The repotting and pruning of mothers can only go so far. The trunk and older roots get very large and woody and take up more and more of the pot space that should have young absorbing roots. As said previously, replacing a mother with one of their healthy clones at regular intervals is a good way to maintain the genetics long-term.
Dude, that’s excellent advise, thank you very much.
Hey , i am Erik from the Netherlands .. I want to startup a 5×5 ft vegging room , just for “moms” only … So what do you recommend for that space to produce as much (good quality) clones as possible … Would you say , put more plants in to get more branches etc so more plants is more clones? Or will less plants with more space (to grow big) get me more clones ?
What would you do if you’re only would be intersted in taking as many cuttings as possible?
And what light would you use ?
( I am planning to run them on a RDWC system , because of the incredible growth rates in DWC , so i can take cuttings more often)

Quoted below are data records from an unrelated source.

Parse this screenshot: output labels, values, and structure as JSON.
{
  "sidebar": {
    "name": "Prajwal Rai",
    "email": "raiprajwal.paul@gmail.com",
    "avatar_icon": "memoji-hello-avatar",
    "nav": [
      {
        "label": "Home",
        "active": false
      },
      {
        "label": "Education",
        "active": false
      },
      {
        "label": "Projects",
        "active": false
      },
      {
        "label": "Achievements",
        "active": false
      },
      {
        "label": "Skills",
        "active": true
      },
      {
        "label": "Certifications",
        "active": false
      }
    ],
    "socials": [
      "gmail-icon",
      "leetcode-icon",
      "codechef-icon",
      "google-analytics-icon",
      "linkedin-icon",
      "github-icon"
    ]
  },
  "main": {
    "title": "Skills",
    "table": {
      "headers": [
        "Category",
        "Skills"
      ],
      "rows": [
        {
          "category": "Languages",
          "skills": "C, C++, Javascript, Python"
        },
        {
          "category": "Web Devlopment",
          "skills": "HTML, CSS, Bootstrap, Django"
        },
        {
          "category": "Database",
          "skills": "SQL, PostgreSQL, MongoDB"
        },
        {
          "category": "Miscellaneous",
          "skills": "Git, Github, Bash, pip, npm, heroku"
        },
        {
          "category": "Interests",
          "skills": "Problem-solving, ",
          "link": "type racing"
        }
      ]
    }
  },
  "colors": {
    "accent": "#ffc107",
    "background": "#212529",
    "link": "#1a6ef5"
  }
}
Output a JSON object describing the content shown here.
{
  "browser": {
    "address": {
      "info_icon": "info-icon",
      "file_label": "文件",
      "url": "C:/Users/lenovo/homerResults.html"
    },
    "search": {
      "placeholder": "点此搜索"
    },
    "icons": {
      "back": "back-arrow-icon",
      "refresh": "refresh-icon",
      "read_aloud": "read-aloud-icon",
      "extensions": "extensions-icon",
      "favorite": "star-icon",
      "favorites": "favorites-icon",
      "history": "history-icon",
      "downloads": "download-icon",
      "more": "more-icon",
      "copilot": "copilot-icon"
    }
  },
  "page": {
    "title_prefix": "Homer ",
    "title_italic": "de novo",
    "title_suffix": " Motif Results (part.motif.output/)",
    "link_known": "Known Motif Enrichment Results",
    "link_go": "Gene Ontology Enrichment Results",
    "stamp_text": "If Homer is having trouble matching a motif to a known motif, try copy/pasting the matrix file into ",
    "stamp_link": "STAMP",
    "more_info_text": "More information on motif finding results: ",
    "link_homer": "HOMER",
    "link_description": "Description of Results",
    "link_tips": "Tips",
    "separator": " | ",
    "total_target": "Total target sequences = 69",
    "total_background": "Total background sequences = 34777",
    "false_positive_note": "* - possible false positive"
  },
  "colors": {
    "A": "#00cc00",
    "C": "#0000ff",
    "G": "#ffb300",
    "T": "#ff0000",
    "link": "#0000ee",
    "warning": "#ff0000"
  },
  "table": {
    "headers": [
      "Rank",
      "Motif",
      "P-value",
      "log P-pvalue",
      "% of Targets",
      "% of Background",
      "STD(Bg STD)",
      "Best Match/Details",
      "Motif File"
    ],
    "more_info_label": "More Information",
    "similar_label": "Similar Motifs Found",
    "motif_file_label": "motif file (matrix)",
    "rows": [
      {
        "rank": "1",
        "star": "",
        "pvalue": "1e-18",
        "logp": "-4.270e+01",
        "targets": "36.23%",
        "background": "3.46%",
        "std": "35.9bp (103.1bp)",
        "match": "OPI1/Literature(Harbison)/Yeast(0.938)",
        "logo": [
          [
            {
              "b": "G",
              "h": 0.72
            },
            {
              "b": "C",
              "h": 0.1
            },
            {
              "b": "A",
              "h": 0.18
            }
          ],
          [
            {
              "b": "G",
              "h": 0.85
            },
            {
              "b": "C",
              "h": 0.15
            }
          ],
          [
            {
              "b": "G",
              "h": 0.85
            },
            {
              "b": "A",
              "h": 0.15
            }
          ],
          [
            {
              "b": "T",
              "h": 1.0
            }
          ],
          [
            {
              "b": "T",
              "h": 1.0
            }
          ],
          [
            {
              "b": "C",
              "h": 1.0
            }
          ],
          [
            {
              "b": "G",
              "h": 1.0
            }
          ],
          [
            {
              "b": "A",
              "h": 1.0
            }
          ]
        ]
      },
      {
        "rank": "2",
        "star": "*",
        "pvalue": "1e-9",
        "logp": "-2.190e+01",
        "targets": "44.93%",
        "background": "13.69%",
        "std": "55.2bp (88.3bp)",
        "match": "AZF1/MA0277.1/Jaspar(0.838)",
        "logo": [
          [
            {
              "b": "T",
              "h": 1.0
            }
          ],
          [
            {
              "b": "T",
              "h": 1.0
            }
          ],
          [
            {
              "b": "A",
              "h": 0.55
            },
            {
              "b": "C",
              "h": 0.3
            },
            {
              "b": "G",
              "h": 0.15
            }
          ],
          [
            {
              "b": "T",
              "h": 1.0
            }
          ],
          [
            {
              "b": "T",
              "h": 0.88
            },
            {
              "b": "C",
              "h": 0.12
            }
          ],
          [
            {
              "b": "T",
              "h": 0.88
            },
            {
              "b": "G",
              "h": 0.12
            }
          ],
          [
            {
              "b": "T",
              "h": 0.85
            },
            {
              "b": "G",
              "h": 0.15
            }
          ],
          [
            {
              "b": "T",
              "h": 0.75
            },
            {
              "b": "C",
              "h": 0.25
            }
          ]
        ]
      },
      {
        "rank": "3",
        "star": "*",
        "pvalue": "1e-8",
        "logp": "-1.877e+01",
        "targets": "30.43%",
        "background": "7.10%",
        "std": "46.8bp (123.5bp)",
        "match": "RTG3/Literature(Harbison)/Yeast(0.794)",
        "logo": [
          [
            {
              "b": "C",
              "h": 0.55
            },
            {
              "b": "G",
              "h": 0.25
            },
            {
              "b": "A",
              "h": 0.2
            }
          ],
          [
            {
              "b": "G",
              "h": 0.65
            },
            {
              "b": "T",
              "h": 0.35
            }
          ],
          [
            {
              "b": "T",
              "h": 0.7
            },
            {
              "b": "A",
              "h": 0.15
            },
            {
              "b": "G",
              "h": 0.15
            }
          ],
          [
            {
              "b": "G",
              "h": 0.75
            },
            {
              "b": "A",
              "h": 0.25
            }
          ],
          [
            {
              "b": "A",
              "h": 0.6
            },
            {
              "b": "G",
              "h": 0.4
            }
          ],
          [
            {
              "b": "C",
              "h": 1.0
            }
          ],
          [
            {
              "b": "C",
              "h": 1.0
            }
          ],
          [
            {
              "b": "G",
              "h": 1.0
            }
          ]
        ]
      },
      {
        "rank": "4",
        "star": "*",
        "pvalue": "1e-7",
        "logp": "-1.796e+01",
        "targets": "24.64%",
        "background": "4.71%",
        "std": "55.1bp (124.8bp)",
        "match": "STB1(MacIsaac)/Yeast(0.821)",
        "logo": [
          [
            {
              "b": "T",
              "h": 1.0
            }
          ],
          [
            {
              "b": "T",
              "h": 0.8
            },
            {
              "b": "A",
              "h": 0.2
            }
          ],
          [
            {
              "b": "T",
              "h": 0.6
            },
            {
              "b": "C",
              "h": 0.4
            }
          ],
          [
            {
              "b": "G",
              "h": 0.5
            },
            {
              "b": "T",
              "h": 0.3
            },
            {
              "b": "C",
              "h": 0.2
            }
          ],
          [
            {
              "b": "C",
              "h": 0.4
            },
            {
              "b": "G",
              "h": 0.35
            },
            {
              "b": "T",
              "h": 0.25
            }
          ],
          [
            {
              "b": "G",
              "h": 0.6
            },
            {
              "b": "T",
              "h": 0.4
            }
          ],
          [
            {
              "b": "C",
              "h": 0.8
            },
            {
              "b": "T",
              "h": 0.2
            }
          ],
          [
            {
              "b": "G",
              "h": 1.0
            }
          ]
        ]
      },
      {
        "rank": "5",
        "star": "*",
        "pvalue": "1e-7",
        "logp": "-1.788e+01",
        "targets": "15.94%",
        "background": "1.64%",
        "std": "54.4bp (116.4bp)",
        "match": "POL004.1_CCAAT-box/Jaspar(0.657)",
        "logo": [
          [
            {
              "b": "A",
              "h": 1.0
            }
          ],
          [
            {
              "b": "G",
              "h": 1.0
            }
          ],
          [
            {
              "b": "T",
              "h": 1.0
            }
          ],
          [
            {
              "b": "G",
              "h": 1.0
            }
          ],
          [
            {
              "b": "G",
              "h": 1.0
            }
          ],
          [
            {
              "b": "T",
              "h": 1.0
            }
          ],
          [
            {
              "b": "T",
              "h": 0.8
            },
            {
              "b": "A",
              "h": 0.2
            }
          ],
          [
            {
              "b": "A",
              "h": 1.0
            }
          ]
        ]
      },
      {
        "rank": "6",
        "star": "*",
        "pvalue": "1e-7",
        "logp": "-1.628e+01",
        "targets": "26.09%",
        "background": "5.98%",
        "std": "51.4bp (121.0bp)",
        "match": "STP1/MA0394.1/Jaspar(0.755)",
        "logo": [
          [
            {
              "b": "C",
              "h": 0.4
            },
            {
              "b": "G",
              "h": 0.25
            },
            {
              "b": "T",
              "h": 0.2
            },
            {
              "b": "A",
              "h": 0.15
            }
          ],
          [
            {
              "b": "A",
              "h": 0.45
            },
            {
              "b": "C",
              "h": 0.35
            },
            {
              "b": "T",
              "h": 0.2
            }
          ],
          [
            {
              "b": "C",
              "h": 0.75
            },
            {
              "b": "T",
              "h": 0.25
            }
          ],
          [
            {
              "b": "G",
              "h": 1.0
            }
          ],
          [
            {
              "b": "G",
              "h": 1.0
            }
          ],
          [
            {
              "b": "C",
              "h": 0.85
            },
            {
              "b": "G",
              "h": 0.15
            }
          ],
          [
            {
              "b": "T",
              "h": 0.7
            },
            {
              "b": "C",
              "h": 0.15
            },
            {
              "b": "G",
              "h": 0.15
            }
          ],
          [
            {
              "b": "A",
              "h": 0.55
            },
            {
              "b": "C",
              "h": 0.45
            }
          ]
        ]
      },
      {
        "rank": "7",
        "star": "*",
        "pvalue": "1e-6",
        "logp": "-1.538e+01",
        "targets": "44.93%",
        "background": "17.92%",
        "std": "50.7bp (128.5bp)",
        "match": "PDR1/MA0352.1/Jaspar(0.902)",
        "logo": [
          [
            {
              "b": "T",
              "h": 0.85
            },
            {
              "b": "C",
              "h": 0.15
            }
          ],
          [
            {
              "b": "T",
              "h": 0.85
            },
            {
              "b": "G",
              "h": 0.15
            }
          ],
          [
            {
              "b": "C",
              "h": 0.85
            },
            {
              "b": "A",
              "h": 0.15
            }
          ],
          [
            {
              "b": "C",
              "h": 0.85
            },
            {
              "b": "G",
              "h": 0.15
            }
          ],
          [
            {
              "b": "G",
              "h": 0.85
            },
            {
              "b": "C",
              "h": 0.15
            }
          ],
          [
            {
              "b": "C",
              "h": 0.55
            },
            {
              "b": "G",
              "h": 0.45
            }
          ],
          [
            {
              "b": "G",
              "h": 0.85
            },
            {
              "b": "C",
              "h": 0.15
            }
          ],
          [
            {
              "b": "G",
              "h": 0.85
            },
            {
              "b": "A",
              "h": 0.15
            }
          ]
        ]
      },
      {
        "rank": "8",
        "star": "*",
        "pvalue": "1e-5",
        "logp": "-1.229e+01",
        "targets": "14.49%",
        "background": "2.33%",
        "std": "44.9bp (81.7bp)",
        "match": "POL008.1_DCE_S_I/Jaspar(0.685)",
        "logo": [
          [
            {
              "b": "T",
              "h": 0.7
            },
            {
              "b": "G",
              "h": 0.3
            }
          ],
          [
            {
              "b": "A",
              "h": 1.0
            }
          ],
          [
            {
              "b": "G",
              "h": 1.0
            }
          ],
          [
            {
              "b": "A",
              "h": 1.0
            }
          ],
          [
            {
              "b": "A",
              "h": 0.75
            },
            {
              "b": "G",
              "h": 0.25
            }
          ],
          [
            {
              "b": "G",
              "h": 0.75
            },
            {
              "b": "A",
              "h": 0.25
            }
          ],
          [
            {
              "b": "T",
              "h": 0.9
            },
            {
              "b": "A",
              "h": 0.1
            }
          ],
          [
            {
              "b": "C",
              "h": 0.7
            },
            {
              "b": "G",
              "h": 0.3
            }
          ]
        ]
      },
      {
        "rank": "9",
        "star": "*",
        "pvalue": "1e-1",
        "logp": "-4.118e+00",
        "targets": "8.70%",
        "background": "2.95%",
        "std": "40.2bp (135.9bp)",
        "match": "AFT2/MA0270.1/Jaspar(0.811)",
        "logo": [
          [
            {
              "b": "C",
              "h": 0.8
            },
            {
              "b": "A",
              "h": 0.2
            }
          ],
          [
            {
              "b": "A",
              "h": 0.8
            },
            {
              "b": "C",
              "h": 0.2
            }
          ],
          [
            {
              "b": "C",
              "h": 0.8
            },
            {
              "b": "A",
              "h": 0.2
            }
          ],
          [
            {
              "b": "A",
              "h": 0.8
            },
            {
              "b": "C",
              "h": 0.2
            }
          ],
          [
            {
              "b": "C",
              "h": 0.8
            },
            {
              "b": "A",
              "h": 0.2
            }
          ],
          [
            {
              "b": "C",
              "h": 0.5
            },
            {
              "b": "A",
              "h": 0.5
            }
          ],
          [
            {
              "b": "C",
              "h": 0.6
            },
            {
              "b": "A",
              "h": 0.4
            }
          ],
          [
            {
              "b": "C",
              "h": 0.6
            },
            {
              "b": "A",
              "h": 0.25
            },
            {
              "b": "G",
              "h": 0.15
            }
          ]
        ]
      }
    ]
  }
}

Hope to hear your point of view , Gr Erik
Hello Erik,
Thank you for your comment ? Unfortunately we cannot respond to grow questions on the blog, but we do have the Sensi Seeds Forum where you can ask a thriving community of gardening fans for advice, share your experiences, and see if your question has already been covered. I hope this helps. Good luck with your project!
With best wishes
Scarlet
I have a humbelt dream mother plant in a 25 gal cloth pot it is 2 years old it needs rout bound .
How do I get it out ?
The plant pedler
Nice write up.
Have you any thoughts/experience on grafting several strains onto a good base(mother) to save on space and plant numbers?